Lärm untermalt unser Leben. Traurig ist, dass wir uns schon längst an ihn gewöhnt haben. Wir nehmen ihn erst dann wirklich wahr, wenn er nicht mehr zu hören ist. Gemeinsam mit meiner älteren Tochter Tilda will ich mich auf die Suche nach der Stille machen. Nach einem Ort, an dem Lärmometer noch ein Fremdwort ist und wo keine Drucker den Büroflur mit ihrem Rattern beschallen. Wir haben für unser Vorhaben das Wandergebiet um den Joutsijärvi-See in der Nähe von Pori gewählt, denn dort, mitten auf dem finnischen Land, soll es besonders ruhig sein. Spät am Nachmittag kommen wir am südlichen Zipfel des Sees an. Am Bootsufer findet Tilda ein vierblättriges Kleeblatt – vielleicht verheißt es uns Glück für unseren Ausflug? Unser Plan ist, drei Tage auf dem See zu rudern und ab und an für einen Spaziergang an Land zu gehen. Wenn es die Stille noch gibt, so hoffen wir, sie hier zu finden.

Ein 30 Kilometer langer Wanderweg verläuft um den See Joutsijärvi. Genauso gut lässt sich das Gebiet per Ruderboot mit Zwischenstopps auf kleinen Inseln erkunden.

Der See riecht anders als das Meer in Helsinki. Irgendwie frischer. Und er ist mit weißen Seerosen geschmückt. Um den Joutsijärvi verläuft ein etwa 30 Kilometer langer Wanderweg. Er ist Teil der Route Satakunta-Pirkanmaa, die insgesamt 360 Kilometer misst und vom Bottnischen Meerbusen bis zur Stadt Tampere führt. Den Großteil der Strecke wollen wir aber mit dem Ruderboot bewältigen. Zum einen war ich mir nicht sicher, ob wir es schaffen würden, den ganzen See mit unserer Ausrüstung zu umrunden. Zum anderen aber, und das ist der Hauptgrund, bedeutet Rudern für mich Harmonie. Wenn das Wasser gegen den Bootsrumpf plätschert und die Ruder das Wasser durchteilen, fühle ich mich der Natur besonders nahe. Beim Rudern kommt man gar nicht erst in Verlegenheit zu hetzen. Man könnte sicherlich schon, wenn man unbedingt wollte, aber wir haben beschlossen, dass die Hektik und Eile nicht mit an Bord dürfen.

Wie still ist die Stille?

Einst wurde in Finnland in Einbäumen gerudert, die nur aus einem einzigen Baumstamm geschnitzt waren. Vielleicht gab es diese Boote ja auch hier auf dem Joutsijärvi? Selbst der finnische Sagenheld Väinämöinen bewegte sich mithilfe des Einbaums fort, denn schließlich war er laut den Erzählungen der Kalevala ein vorzüglicher Bootsbauer.

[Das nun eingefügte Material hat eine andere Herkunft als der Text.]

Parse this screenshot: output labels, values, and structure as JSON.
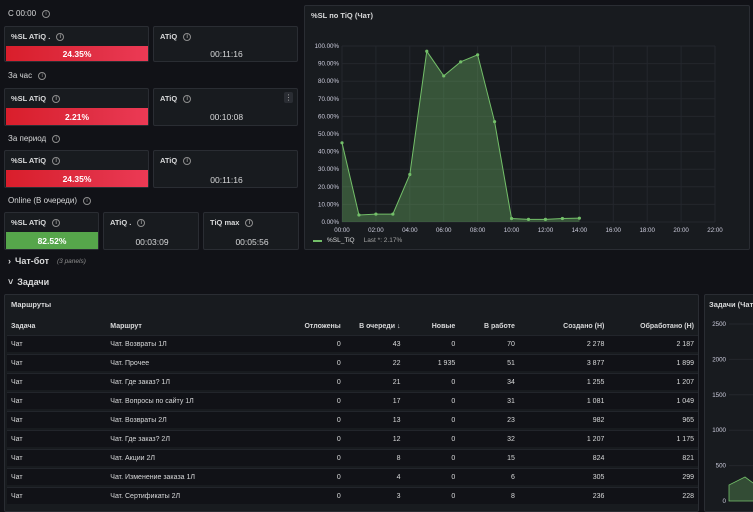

Nach einem kleinen Abendessen über dem Lagerfeuer fallen beide Ruderer schlaftrunken ins Bett. Frische Luft in grenzenloser Stille macht unendlich müde.

Es ist schon spät und einige Regentropfen sind bereits von unserer Nasenspitze geperlt. Der richtige Regen wird nicht mehr lange auf sich warten lassen. Wir rudern Richtung Vohla, einer kleinen Insel inmitten des Joutsijärvi, auf der sich laut Karte ein Zeltplatz befinden soll. Hoffentlich schaffen wir es noch rechtzeitig vor dem Regen, unser Zelt
aufzuschlagen und zu essen. Tilda sitzt hinten im Boot und ich rudere fleißig. Am Seeufer finden wir ein Schild: »Makkaraluoto« – was so viel heißt wie »Wurstschäre«. Das war dann wohl die falsche Insel. »Macht das etwas?«, frage ich Tilda. »Nein!«, antwortet sie entschlossen. Diese unschuldige Sorglosigkeit fühlt sich überraschend gut an. Irgendwie befreiend. Ist es denn überhaupt wichtig, auf welcher Insel wir landen?

Der See riecht anders als das Meer in Helsinki. Irgendwie frischer.

Das Ufer der Schäre ist steinig, sodass sich erst kein passender Anlegeplatz finden lässt. Wir wollen nicht, dass das Boot Kratzer bekommt. Zum Glück finden wir dann am Ufer doch noch einen meterbreiten Holzklotz, auf dem wir das Boot an Land schieben können. Wir schlagen unser Zelt auf, machen uns ein kleines Abendessen und kriechen in unsere Schlafsäcke. Dann ist es Zeit für die Gute-Nacht-Lektüre. Tilda holt ein Comicheft mit den Abenteuern von Bamse, dem stärksten Bären der Welt, hervor. Leider erfahren wir nicht, wie es Bamse ergangen ist, denn wir schlafen beide fast sofort auf der Stelle ein.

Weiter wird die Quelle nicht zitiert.